One woman reported to the diocese that the Rev. John Crozier sexually abused her two sons when he was pastor of St. Mary in Orono in the 1970s.

Crozier was assigned to the parish from 1969 to 1981.

The priest allegedly would get one of the boys drunk and take advantage of him a couple of times a week. One of the alleged victims stated that the priest "brought [the boys] to his camp and locked them in different rooms and would go from one to another."

Members of the family received counseling paid for by the diocese.

Allegations against the Rev. James Vallely, who died in 1997, were made public previously.

Five allegations were listed against Vallely including one that occurred while he was a priest at St. John Catholic Church in Bangor in the mid-1950s. Other complaints stemmed from Vallely's assignments at parishes in Portland, South Portland and Sanford.

More than a dozen complaints, all from women, were lodged against the Rev. Lawrence Sabatino. The incidents allegedly took place in the 1960s at parishes in Portland, South Portland and Lewiston when the victims were between the ages of six and 17.

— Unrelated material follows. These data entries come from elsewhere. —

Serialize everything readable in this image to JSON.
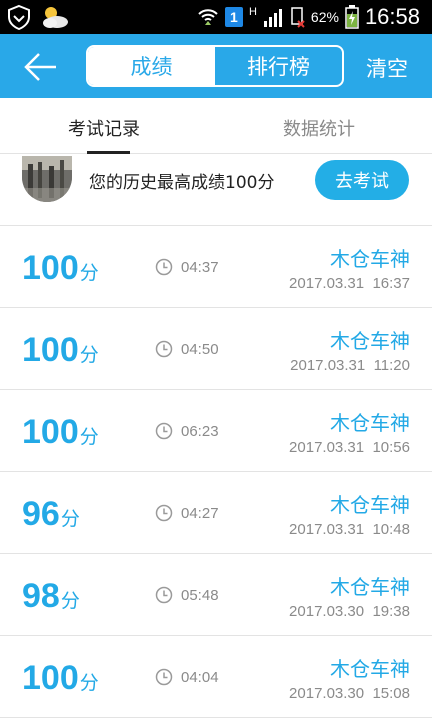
{
  "status_bar": {
    "icons": [
      "shield-icon",
      "weather-icon",
      "wifi-icon",
      "sim-icon",
      "signal-icon",
      "battery-icon"
    ],
    "sim_label": "1",
    "network_type": "H",
    "battery_percent": "62%",
    "time": "16:58"
  },
  "header": {
    "back_icon": "back-arrow-icon",
    "tabs": [
      {
        "label": "成绩",
        "active": true
      },
      {
        "label": "排行榜",
        "active": false
      }
    ],
    "clear_label": "清空"
  },
  "sub_tabs": [
    {
      "label": "考试记录",
      "active": true
    },
    {
      "label": "数据统计",
      "active": false
    }
  ],
  "best": {
    "text": "您的历史最高成绩100分",
    "button_label": "去考试"
  },
  "records": [
    {
      "score": "100",
      "unit": "分",
      "duration": "04:37",
      "name": "木仓车神",
      "datetime": "2017.03.31  16:37"
    },
    {
      "score": "100",
      "unit": "分",
      "duration": "04:50",
      "name": "木仓车神",
      "datetime": "2017.03.31  11:20"
    },
    {
      "score": "100",
      "unit": "分",
      "duration": "06:23",
      "name": "木仓车神",
      "datetime": "2017.03.31  10:56"
    },
    {
      "score": "96",
      "unit": "分",
      "duration": "04:27",
      "name": "木仓车神",
      "datetime": "2017.03.31  10:48"
    },
    {
      "score": "98",
      "unit": "分",
      "duration": "05:48",
      "name": "木仓车神",
      "datetime": "2017.03.30  19:38"
    },
    {
      "score": "100",
      "unit": "分",
      "duration": "04:04",
      "name": "木仓车神",
      "datetime": "2017.03.30  15:08"
    }
  ],
  "colors": {
    "accent": "#29a8e8",
    "score": "#23a9e6",
    "muted": "#8a8a8a",
    "divider": "#e3e3e3"
  }
}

The diocese paid for counseling for several of Sabatino's victims.

Blethen Maine Newspapers, owner of the Portland Press Herald, Kennebec Journal and Morning Sentinel newspapers, filed a Maine Freedom of Access request with the attorney general in 2002 seeking records pertaining to the attorney general's investigation of alleged sexual abuse by priests who are deceased.

The attorney general denied the request, saying the release of the records constituted an unwarranted invasion of privacy of the victims, the deceased priests, the priests' families and their former congregations.

In response, Blethen filed a lawsuit in Kennebec County Superior Court, which concluded that the privacy interests of alleged victims and witnesses were exceeded by the public's interest in disclosure of the information. Rowe appealed Justice Kirk Studstrup's ruling that the files be made public, leaving the outcome in the hands of the supreme court.